Lately, I’ve been reflecting on the roots of my herbal practice and what has shaped the way I understand and work with plants today. Herbal medicine is often spoken about in poetic or intuitive language, and while that is a beautiful part of it, there is also a profound science at its core. The meeting point of tradition and chemistry is where the real magic happens. This story is about the teacher and training that helped me bridge that space, deepen my confidence, and refine the way I prepare herbal remedies for the people I support.

I want to share something that deeply shaped my connection to herbal medicine. When I first began studying herbs as a Naturopath and Clinical Herbalist, I learned them through tradition. I knew which herbs were used for which conditions, which were calming, which supported digestion, which nourished the nervous system. But something was missing for me. I didn’t quite understand why they worked or what inside each herb made it suitable for certain organs or patterns of imbalance. And I definitely didn’t have a clear picture of when a herb was best offered as a tea, a tincture, a powder, a glycerite, or a capsule.

Then I met Lisa Ganora.

Lisa is an herbalist, biochemist, botanical medicine practitioner, and teacher. Her course, Herbal Constituents, changed the way I understand herbal medicine forever. This one-year program taught me the phytochemistry behind plants and food: what’s actually in them, how those constituents act in the body, and how different solvents bring out different components of the plant.

This truly matters. Some conditions are best supported by herbs extracted in water. Others need alcohol to draw out their beneficial compounds. Some herbs offer their magic through their volatile oils; some through their flavonoids or alkaloids; some through mucilage or tannins. When you know what part of the plant you’re trying to work with, you can choose the correct extraction method. Water, alcohol, glycerin, honey oxymels — each one pulls out different chemistry. And that chemistry is what becomes medicine.

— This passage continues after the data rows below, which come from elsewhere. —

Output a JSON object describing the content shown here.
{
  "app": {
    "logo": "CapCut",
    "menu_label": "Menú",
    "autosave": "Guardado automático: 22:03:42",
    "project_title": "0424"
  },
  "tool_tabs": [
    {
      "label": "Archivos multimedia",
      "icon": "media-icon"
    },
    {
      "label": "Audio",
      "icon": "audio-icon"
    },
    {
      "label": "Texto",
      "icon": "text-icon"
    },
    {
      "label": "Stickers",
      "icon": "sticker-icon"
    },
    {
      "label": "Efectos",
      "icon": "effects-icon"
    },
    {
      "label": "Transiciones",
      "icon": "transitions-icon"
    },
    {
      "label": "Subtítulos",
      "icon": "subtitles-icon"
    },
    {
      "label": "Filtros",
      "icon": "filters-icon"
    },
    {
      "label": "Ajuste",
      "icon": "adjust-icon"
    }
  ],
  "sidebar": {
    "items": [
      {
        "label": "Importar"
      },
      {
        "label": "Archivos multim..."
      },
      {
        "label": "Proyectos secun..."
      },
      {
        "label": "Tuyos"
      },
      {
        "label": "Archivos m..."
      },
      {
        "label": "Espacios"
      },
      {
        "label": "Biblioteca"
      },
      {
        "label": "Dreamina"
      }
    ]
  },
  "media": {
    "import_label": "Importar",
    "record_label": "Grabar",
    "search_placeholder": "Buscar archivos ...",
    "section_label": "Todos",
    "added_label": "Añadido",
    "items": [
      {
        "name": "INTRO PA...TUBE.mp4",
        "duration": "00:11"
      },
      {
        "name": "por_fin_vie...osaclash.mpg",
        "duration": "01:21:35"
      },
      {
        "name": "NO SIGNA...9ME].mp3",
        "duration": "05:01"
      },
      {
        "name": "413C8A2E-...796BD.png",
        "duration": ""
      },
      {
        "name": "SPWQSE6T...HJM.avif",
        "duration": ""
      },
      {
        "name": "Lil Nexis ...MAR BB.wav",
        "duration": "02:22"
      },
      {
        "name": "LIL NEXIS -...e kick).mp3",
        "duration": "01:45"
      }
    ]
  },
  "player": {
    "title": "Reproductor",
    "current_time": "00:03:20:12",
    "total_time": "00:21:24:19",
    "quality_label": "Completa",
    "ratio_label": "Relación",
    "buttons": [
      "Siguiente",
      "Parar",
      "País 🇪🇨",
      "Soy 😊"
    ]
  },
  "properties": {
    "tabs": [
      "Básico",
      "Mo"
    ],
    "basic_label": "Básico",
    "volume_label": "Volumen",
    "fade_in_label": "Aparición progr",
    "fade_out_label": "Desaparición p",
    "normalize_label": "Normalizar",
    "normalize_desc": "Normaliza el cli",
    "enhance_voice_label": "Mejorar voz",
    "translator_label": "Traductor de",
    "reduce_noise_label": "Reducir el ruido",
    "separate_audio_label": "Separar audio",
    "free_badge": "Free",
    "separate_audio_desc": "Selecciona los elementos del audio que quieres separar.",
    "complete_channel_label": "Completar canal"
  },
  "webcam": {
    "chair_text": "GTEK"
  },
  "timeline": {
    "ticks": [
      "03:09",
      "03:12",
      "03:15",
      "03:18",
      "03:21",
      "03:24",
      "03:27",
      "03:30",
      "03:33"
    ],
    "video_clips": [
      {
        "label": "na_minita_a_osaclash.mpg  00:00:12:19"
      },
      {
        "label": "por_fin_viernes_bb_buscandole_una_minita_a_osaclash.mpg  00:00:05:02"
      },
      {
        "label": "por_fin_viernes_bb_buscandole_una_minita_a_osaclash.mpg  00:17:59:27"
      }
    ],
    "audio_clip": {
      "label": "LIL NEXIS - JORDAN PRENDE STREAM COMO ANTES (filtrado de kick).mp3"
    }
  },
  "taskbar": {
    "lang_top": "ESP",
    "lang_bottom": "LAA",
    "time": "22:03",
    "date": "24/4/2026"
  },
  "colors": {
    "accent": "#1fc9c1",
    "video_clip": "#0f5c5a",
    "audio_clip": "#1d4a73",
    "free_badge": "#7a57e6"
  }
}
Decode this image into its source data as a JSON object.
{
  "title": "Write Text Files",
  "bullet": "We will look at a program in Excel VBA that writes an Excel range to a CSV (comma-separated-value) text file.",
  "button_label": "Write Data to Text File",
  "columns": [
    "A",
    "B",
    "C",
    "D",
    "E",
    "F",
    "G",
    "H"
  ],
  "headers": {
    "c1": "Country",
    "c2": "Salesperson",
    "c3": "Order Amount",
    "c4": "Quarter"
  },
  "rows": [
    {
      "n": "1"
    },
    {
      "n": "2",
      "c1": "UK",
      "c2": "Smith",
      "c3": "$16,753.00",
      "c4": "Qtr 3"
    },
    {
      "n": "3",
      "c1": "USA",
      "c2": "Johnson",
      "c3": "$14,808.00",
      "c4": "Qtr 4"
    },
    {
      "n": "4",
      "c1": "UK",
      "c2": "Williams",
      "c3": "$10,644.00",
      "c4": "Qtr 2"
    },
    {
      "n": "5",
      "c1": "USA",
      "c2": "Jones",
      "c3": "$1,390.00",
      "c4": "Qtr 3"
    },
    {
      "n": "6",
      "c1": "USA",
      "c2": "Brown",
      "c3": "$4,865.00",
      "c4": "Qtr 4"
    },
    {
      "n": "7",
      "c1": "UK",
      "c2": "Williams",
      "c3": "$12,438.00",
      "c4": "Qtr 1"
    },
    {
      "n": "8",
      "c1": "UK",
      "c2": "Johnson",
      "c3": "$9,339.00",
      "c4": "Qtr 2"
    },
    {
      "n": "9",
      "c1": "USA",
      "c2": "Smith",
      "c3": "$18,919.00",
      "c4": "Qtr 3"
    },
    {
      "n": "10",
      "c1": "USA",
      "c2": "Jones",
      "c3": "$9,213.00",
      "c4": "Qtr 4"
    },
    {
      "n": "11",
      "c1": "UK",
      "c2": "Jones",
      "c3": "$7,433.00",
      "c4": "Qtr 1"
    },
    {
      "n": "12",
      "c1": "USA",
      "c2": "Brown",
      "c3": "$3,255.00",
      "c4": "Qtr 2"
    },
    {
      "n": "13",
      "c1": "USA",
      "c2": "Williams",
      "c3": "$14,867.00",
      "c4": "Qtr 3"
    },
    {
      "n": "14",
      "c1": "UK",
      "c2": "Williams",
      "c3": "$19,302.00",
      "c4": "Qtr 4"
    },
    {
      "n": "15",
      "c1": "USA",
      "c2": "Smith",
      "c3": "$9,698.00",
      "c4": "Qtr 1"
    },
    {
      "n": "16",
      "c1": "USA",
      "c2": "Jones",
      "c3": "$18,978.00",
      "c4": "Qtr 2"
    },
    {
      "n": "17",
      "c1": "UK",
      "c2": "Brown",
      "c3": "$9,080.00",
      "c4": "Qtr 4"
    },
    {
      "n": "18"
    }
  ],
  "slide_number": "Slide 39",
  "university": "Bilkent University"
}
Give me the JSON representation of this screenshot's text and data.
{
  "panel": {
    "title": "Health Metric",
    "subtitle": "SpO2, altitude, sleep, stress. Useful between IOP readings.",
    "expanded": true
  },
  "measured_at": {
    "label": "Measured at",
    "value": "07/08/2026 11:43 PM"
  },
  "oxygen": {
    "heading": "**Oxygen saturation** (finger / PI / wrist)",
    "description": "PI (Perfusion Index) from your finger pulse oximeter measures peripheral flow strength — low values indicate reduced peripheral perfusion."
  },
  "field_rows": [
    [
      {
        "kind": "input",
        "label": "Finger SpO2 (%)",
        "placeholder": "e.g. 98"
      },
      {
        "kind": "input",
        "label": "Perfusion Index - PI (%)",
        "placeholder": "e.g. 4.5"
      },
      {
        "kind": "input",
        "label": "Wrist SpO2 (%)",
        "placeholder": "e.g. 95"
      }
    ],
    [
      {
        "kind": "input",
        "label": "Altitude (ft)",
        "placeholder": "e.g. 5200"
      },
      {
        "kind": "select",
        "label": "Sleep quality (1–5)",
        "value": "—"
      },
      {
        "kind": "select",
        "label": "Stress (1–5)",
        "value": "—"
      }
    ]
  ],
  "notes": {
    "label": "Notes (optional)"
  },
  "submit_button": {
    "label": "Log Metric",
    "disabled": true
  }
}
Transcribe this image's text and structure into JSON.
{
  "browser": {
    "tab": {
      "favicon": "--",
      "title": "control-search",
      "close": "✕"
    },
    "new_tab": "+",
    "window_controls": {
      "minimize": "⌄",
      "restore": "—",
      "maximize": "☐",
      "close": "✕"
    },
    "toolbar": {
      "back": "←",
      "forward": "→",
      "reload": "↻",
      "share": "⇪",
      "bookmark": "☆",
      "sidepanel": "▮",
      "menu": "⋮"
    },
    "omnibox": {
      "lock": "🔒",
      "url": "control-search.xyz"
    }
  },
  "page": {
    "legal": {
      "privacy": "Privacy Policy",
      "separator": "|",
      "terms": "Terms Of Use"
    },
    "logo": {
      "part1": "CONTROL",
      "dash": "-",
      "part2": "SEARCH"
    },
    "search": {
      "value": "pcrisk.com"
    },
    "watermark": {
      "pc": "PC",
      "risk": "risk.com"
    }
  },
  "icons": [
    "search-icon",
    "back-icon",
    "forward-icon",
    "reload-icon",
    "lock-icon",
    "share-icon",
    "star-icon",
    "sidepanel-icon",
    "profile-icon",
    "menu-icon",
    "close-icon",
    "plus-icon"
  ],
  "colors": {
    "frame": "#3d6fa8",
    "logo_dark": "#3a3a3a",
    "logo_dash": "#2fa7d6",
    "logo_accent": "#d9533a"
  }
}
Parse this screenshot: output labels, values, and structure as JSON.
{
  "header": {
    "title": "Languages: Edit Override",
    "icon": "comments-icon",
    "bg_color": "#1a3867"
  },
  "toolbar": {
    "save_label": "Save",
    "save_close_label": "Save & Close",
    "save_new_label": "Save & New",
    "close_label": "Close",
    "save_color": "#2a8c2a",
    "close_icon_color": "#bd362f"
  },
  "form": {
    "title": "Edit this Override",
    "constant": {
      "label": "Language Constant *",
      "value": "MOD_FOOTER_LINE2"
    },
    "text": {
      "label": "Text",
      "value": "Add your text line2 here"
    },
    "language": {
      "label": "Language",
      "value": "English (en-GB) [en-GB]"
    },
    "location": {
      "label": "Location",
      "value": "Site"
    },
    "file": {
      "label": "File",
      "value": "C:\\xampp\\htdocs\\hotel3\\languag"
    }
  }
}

This is the heart of phytochemistry. It gives herbalists the ability to craft formulas that are not just traditional, but precise. Personalized. Effective. Medicine made for the person in front of you, not just the condition.

Later, I had the chance to study with Lisa in person at her Make Better Medicine workshop in Paonia, Colorado. It was one of those experiences that imprints on your memory forever. We harvested plants right from her farm, then brought them into the lab and worked through every step of the extraction process. We discussed which constituents we wanted to emphasize, and based on that, decided whether to macerate, percolate, blend, or slow-extract. We measured the ratio of water to ethanol in our tinctures depending on polarity — a beautiful merging of science and intuition.

That was the moment where herbal medicine stopped being something I knew and became something I could feel and understand on a biochemical level. I saw the intelligence of plants so clearly. I gained a deeper respect for their structure, their adaptability, and their synergy. Herbal medicine is not folklore. It is chemistry, ecology, and traditional knowledge woven together.

And this is something I wish more people understood.

Plants have been used for thousands of years across cultures and continents. This knowledge was passed down by healers, midwives, elders, farmers, and herbal practitioners long before laboratories existed. Even today, pharmaceutical medicine often begins by studying plants — isolating a molecule, duplicating it, and turning it into a drug. But as a herbalist, I work with the plant as a whole being. Flowers, leaves, roots, stems, rhizomes — each part carries a different expression of its healing intelligence.

I believe people deserve to know that they have options. That health is not only found in a prescription bottle. That there are ways to work with the body, not just override it. And I also believe in choice. Some people choose pharmaceuticals. Some choose lifestyle change, herbal medicine, and nourishment. Many integrate both approaches. And in a free society, we should be able to choose.

This is why I continue to learn. To teach. To empower. To help people understand their own bodies so that fear begins to fall away and agency returns.

When you understand your health, you begin to reclaim it. And that is where healing begins.